Almost nothing prompts the urgency a parent may feel to get an estate plan in place than the upcoming vacation without the children. Vacations are a great way to relax and get away from the hustle and bustle of everyday life. And Americans spend more time planning their vacation each year than planning their estate.
Before you head to the beach or the mountains, make sure your vacation will be as worry-free as possible by checking off a few estate planning items first.
- Give your children’s caretaker short-term guardianship to make sure they can make decisions for your kids in case of an emergency.
- Decide who should be your children’s long-term guardian if something happens, and sign the long-term guardianship document to make sure you know what will happen to your kids if something happens to you.

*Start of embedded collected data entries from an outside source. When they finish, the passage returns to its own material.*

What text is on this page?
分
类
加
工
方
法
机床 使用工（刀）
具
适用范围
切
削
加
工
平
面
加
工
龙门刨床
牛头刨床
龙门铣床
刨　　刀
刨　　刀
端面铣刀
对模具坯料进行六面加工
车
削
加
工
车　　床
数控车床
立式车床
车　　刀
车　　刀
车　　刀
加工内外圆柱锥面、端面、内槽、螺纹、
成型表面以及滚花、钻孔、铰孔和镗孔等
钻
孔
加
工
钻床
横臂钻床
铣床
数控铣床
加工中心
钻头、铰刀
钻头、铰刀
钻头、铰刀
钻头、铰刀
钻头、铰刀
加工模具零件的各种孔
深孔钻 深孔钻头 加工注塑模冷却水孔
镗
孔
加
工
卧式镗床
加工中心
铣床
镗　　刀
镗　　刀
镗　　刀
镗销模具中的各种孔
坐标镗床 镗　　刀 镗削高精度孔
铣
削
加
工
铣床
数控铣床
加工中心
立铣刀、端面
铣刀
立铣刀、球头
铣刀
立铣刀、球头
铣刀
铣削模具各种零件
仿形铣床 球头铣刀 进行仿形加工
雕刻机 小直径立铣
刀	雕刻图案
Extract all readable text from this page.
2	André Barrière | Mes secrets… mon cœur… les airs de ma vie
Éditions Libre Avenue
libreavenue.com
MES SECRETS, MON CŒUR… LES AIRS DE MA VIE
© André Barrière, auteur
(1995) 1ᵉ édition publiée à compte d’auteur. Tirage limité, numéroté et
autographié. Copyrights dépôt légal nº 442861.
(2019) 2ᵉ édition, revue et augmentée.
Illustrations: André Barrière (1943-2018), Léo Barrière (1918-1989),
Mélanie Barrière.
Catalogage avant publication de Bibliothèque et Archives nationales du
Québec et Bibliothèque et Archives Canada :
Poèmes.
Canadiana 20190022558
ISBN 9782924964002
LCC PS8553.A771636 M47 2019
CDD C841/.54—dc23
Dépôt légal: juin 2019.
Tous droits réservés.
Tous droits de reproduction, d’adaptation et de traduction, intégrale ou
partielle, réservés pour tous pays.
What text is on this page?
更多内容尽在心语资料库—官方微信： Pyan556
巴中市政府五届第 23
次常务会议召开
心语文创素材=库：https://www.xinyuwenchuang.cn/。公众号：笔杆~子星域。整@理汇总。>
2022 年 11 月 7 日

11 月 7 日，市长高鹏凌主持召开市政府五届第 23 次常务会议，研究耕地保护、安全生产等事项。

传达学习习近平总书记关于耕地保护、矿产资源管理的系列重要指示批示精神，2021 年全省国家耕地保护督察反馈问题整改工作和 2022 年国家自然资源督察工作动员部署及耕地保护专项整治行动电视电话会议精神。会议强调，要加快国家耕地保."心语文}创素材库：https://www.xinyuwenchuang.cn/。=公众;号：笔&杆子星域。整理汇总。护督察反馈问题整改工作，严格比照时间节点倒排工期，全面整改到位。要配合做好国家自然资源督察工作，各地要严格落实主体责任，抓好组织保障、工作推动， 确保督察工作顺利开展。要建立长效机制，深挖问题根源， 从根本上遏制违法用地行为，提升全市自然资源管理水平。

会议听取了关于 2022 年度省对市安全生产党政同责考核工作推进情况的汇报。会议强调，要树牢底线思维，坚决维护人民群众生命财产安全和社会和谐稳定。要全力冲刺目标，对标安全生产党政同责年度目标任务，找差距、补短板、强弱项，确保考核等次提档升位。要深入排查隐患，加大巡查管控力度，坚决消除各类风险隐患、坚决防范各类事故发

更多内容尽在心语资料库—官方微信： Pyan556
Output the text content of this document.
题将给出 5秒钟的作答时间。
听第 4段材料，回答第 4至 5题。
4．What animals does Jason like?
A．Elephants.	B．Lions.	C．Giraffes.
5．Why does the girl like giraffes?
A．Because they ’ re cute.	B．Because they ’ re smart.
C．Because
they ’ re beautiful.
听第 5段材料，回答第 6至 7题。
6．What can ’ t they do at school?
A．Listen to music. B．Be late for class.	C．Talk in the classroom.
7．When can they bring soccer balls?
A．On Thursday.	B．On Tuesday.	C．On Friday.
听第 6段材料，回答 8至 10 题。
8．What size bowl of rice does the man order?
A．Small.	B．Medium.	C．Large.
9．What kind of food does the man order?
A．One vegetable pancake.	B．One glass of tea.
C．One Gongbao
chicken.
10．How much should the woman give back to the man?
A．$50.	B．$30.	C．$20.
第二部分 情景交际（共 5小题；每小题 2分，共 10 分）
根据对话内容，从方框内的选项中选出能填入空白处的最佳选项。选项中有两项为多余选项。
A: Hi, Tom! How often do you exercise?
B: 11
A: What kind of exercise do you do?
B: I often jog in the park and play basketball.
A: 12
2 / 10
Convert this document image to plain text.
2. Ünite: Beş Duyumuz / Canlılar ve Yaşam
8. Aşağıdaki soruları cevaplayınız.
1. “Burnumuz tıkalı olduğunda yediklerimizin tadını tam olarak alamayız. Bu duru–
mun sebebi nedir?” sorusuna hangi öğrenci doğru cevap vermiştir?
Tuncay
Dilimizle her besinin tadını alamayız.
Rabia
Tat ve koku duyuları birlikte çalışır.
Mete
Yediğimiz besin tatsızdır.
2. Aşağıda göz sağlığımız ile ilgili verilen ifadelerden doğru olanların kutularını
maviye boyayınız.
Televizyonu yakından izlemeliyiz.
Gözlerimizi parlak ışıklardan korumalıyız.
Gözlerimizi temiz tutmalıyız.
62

- Create or update your Medical Durable Power of Attorney to give a trusted person the tools to make medical decisions on your behalf if you become incapacitated. Your spouse is not automatically entitled to do this (except in emergency situations). Without this document, your spouse or agent has to go to the probate court.
- Sign or update a Living Will to specify what happens if you are on life support.
- Double-check or create your General Durable Power of Attorney to make sure your spouse, partner, or trusted friend can handle your assets if you become incapacitated. As with medical decisions, your spouse is not automatically able to handle assets you own in your own name, such as a retirement account.
- Review and update your Last Will and Testament to ensure any financial or life changes are accounted for, or if your preferences about who gets what have changed since you last signed your last will.
- Create or update a Revocable Living Trust to make sure your family and loved ones avoid the hassle and expense of probate, and to ensure your wishes are carried out exactly as you intend without the oversight of the probate court.
- Compile an updated list of assets and debts, including real estate, bank account, investment accounts, retirement accounts, insurance policies, and monthly bills. And don’t forget a full list of usernames and passwords to your online accounts.